Societal stereotypes about women may support Title VII discrimination claim.

Title VII does not include “care-giver” as a separate category for purposes of protection against discrimination. However, in a decision involving the failure to promote a woman with four young children, the 1st U.S. Circuit Court of Appeals has reminded us that one important premise of Title VII’s gender discrimination provision is that “women have the right to prove their mettle in the work arena without the burden of stereotypes regarding whether they can fulfill their [work-related] responsibilities.” Chadwick v. Wellpoint, Inc., 1st Circ. No. 08-1685, March 26, 2009.

Laurie Chadwick brought a claim of gender discrimination against her employer, WellPoint, Inc. and Anthem Health Plans of Maine (together, “WellPoint”), an insurance company, after she was denied a promotion in 2006 as Team Leader of a group of Recovery Specialists. At the time of her application for promotion, Chadwick had worked for WellPoint as a Recovery Specialist for seven years, and had received a score of 4.4 out of a maximum of 5.0 on her most recent performance review. Donna Ouelette, the individual who was promoted instead, had been a Recovery Specialist for one year, and had received an evaluation of 3.84.

In 2006, Chadwick was the mother of an 11-year-old and 6-year-old triplets. At the same time, she was taking one course each semester at a local university. There is no indication that Chadwick’s parental responsibilities had an adverse impact on her job performance; in fact, Chadwick’s husband was the primary care-taker of all four children. Shortly before the promotion interviews, Nanci Miller, Chadwick’s immediate supervisor, who also was the decision-maker with respect to the promotion, sent an e-mail to Chadwick, commenting on the fact that she had recently learned that Chadwick was the mother of triplets. (The e-mail opened with the phrase, “Oh, my!”) During the interviews, Linda Brink, Chadwick’s former supervisor, mentioned Chadwick’s parental status. Further, and most notably, when Chadwick subsequently asked why she had not received the promoted, Miller stated that, “It wasn’t anything you did or didn’t do. It was just that you’re going to school, you have the kids and you just have a lot on your plate right now.” In that same discussion, Miller stated to Chadwick that, “if [the interviewers] were in your position, they would feel overwhelmed.”
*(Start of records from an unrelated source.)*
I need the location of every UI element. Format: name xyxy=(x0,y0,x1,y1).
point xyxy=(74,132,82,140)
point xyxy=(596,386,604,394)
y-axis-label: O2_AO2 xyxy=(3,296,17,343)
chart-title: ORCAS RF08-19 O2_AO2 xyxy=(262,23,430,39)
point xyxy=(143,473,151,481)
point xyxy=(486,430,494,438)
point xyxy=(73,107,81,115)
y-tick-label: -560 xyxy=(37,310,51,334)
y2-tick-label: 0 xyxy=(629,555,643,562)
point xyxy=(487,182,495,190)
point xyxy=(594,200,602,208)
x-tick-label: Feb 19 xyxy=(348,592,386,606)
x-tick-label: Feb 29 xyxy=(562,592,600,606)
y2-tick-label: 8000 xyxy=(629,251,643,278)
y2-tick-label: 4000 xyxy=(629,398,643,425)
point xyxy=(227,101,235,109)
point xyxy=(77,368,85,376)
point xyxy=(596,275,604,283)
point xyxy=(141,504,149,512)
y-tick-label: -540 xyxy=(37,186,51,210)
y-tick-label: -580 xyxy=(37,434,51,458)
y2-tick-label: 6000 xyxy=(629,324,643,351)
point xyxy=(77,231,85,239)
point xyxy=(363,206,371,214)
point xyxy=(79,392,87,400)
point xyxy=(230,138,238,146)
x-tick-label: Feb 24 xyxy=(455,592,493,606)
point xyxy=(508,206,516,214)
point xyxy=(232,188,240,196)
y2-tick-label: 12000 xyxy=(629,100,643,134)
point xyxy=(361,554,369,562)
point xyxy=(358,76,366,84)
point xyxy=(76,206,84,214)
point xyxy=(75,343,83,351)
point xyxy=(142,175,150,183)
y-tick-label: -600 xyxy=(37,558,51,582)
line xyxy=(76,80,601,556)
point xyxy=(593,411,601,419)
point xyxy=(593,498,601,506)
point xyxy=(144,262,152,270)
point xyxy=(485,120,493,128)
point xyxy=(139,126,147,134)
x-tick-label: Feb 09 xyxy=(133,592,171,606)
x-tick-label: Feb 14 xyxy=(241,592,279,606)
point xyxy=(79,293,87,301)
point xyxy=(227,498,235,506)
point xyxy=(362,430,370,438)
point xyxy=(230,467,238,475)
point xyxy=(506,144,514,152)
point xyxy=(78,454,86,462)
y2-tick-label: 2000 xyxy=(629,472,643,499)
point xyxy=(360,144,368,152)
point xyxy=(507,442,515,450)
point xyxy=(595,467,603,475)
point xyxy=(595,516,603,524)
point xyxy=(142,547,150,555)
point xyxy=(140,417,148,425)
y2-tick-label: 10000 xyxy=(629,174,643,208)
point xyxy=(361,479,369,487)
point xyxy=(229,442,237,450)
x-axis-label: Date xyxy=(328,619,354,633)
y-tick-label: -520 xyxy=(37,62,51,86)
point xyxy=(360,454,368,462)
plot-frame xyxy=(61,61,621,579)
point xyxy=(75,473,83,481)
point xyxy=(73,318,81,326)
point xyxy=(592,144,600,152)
In response to Chadwick’s claim, WellPoint filed a motion for summary judgment. The lower court granted the motion on the basis that nothing in Miller’s words showed that Chadwick was not promoted because of her gender. On review of that decision, the 1st Circuit reversed, stating that a plaintiff is entitled to prove discrimination by circumstantial evidence alone, and that Chadwick was not required to show an explicit statement from WellPoint that Chadwick’s gender was the basis for the adverse decision. Instead, the court found that a jury could infer, from Miller’s statements that “you have the kids” and “you just have a lot on your plate right now,” that Chadwick wasn’t denied the promotion because of her job performance, but because Miller - and therefore WellPoint – assumed that as a woman with four young children, Chadwick might not “give her all” to the job. As the court pointed out, “the essence of employment discrimination is penalizing a worker not for something she did but for something she simply is.”
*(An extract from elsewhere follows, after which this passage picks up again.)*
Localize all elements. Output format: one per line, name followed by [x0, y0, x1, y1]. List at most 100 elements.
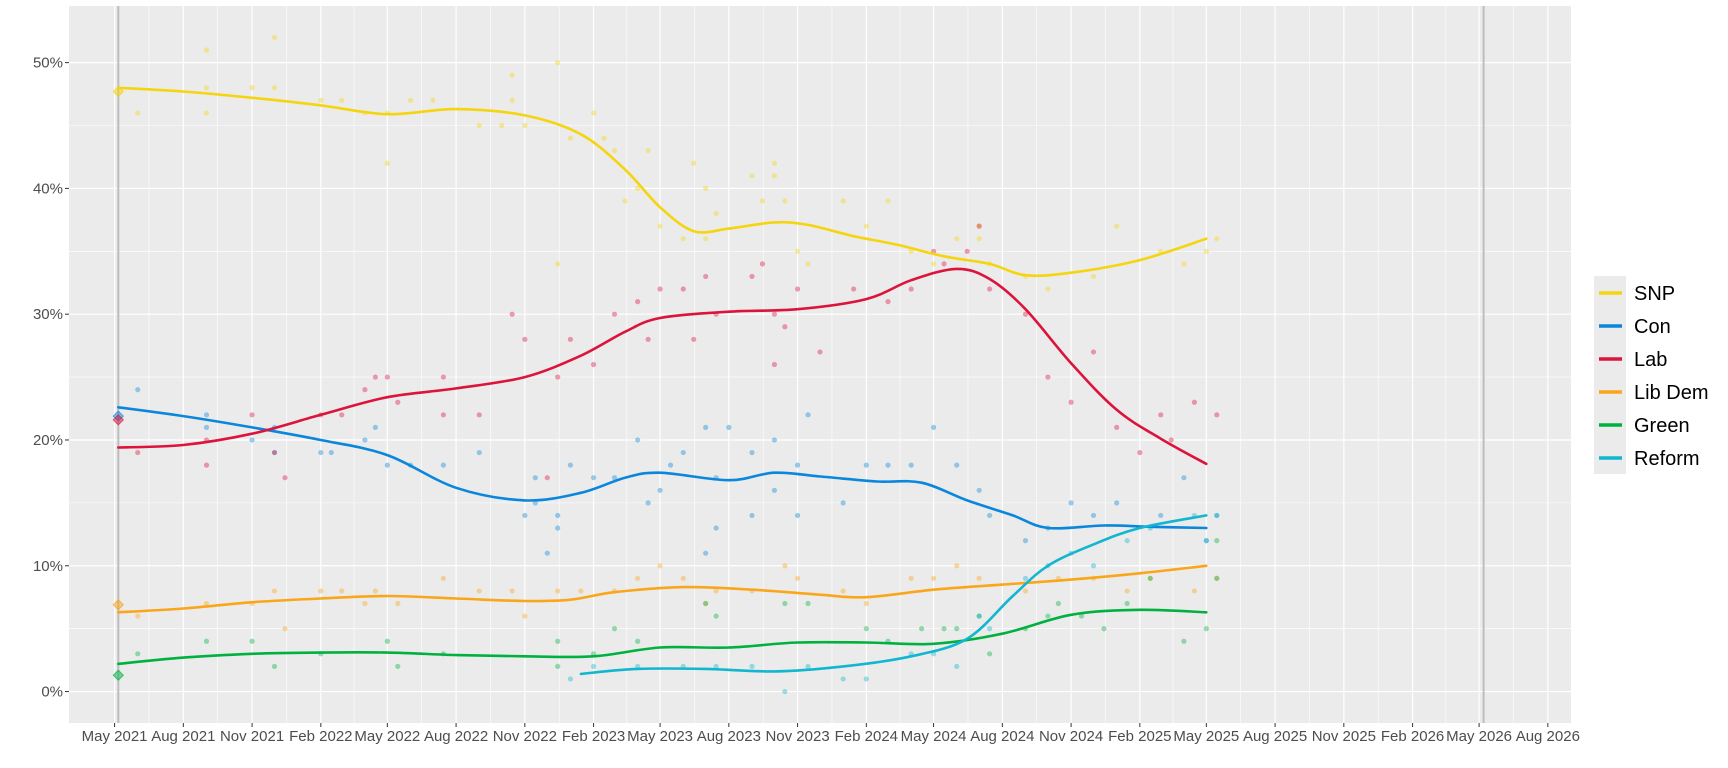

This case was decided by the First Circuit under a summary judgment standard (where all inferences must be drawn in favor of the plaintiff), and therefore is not a decision of ultimate liability. However, the opinion makes an important point. In simple terms, an employer is free to discipline, fail to promote, or fire an employee whose performance suffers due to personal obligations or interests, including childcare, without necessarily incurring liability under Title VII. However (and this is an important “however”), an employer is not free to assume that a woman - simply because she is a woman - will necessarily be a less productive worker simply because of family responsibilities.